MaxCDN leverages VoltDB’s strong transactions and stored procedures to implement effective exactly once processing of events. Unlike many VoltDB users, MaxCDN breaks from the one-event, one-transaction pattern that serves latency-sensitive customers so well.
They take the logs from edge content servers and combine thousands of events together into a bundle of about 70,000 log lines. They then feed that bundle into a single VoltDB ACID transaction that updates hundreds of thousands of counters and aggregates atomically.
Why do this?
- Bundling thousands of events together reduces network traffic and is the most efficient way to get throughput, even if it comes at a cost of latency. Millisecond latency isn’t MaxCDN’s priority, accuracy at scale for the least amount of computing resources is.
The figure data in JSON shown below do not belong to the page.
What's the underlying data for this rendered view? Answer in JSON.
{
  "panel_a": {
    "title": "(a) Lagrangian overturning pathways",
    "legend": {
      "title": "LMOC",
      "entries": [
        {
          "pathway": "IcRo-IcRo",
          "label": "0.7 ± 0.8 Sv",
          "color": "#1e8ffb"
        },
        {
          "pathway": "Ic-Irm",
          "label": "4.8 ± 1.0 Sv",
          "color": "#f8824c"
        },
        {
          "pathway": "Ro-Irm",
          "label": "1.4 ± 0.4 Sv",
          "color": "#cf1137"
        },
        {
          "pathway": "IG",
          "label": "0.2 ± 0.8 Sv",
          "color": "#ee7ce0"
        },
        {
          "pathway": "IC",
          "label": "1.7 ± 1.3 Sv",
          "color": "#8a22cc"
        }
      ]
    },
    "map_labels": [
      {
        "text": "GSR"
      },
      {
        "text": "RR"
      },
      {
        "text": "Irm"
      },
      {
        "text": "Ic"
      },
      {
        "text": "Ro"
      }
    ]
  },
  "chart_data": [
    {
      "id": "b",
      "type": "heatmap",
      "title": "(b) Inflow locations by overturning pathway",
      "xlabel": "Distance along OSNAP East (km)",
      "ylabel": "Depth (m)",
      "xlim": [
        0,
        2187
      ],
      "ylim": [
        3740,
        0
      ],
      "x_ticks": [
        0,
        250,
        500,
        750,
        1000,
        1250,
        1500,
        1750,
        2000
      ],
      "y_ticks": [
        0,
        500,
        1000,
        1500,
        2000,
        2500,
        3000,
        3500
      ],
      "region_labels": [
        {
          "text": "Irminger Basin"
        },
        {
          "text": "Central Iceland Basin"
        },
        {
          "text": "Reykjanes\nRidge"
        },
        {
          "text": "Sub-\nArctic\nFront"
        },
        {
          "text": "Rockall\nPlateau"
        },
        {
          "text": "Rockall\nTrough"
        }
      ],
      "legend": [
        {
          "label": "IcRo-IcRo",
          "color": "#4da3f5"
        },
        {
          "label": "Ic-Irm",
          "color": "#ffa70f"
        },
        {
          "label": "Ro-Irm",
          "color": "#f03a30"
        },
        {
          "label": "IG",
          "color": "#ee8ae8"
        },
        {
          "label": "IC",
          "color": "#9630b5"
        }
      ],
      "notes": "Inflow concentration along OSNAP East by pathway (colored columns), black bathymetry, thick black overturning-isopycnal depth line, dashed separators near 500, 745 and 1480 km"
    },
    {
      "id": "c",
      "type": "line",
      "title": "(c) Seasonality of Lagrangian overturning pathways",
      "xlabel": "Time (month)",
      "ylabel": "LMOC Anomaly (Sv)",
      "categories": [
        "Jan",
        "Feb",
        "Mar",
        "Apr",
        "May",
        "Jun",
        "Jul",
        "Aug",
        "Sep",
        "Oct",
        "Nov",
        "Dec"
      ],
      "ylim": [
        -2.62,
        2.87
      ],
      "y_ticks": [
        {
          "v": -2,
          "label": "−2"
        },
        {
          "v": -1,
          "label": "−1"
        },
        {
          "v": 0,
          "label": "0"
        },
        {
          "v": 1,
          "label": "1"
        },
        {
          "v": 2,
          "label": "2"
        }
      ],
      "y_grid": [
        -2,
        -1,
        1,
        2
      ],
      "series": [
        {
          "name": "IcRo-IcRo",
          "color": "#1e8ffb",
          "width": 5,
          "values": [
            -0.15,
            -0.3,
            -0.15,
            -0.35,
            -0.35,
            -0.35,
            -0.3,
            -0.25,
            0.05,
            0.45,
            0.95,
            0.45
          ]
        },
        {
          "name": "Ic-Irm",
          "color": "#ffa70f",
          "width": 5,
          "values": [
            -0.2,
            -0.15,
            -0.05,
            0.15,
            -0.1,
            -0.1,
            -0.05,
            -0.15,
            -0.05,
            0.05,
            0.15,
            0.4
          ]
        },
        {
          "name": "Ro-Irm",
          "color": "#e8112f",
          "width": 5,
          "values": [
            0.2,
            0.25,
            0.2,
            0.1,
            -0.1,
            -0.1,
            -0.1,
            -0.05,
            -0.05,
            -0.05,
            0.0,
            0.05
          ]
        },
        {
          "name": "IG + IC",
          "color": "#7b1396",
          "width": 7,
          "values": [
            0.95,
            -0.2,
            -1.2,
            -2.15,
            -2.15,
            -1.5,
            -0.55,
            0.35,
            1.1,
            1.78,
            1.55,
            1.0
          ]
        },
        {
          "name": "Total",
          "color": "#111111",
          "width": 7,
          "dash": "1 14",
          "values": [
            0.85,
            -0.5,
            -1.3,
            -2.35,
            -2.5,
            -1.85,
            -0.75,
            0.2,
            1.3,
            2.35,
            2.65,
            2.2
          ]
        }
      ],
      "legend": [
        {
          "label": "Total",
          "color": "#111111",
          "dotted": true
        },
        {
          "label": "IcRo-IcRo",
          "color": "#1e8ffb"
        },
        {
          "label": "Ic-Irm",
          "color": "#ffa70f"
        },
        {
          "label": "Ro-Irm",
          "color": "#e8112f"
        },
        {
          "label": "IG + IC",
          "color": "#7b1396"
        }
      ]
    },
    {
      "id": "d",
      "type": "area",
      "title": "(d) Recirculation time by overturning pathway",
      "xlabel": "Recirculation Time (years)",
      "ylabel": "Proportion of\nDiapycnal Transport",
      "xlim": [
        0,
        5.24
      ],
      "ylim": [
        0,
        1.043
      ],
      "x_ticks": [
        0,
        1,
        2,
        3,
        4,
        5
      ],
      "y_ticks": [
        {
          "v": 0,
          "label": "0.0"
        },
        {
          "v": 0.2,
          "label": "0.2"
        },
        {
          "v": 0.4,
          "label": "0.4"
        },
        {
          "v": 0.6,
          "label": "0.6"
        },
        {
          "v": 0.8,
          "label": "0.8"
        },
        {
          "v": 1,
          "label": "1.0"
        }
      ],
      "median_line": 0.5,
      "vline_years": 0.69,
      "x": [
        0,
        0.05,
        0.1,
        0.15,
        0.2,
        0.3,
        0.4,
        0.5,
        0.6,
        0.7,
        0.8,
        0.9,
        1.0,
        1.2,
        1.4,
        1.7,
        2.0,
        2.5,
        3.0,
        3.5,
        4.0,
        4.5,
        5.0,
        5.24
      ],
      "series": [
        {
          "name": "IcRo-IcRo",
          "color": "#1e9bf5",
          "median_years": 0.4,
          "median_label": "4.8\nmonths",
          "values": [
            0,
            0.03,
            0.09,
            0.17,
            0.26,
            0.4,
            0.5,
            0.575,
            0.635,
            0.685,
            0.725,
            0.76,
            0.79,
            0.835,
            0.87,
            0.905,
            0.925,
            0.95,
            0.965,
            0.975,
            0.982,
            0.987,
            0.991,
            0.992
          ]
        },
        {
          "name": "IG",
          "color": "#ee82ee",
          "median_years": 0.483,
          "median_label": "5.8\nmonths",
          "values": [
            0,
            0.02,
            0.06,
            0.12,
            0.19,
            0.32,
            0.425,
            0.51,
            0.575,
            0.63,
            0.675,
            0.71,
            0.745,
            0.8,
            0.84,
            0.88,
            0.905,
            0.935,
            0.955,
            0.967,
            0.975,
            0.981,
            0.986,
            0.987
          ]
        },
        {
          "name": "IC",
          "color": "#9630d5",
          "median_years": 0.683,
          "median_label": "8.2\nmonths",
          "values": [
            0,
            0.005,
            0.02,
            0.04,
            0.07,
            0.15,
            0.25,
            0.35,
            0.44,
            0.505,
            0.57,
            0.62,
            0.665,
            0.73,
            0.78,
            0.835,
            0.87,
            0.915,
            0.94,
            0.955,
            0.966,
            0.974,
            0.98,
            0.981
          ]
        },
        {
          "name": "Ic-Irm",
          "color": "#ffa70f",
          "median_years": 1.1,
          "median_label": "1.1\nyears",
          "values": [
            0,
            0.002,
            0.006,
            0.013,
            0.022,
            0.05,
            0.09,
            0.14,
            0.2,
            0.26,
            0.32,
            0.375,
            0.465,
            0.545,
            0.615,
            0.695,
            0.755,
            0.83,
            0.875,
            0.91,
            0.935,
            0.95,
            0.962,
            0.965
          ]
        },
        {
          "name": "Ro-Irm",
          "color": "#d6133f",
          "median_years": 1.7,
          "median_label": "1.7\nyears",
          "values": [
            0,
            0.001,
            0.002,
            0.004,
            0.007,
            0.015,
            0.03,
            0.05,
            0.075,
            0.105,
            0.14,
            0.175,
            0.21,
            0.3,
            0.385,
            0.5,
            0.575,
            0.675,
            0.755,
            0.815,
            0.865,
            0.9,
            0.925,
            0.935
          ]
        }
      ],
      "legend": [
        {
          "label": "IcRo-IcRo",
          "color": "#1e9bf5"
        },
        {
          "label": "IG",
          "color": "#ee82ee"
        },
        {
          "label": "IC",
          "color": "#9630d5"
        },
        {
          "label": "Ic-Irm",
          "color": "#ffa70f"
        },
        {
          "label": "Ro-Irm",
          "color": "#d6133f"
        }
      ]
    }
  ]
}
- Making transactions idempotent, a key part of effective exactly-once processing, has some overhead per transaction. By reducing the number of database transactions by four orders of magnitude through bundling, the cost of idempotence becomes trivial.
Thanks to VoltDB, MaxCDN can provide accurate billing to their customers at a lower cost than their competition, with live updates within 15 seconds. In practice, this accurate billing allows them to charge their customers slightly more while providing a better service. Multiply that by a high-volume business and we’re talking about a lot of money.
MaxCDN is also able to provide all kinds of real-time internal metrics and aggregations to understand the health of their systems and to and drive their business forward. Dealing with faulty servers and anticipating load imbalance faster has huge effects on their bottom line.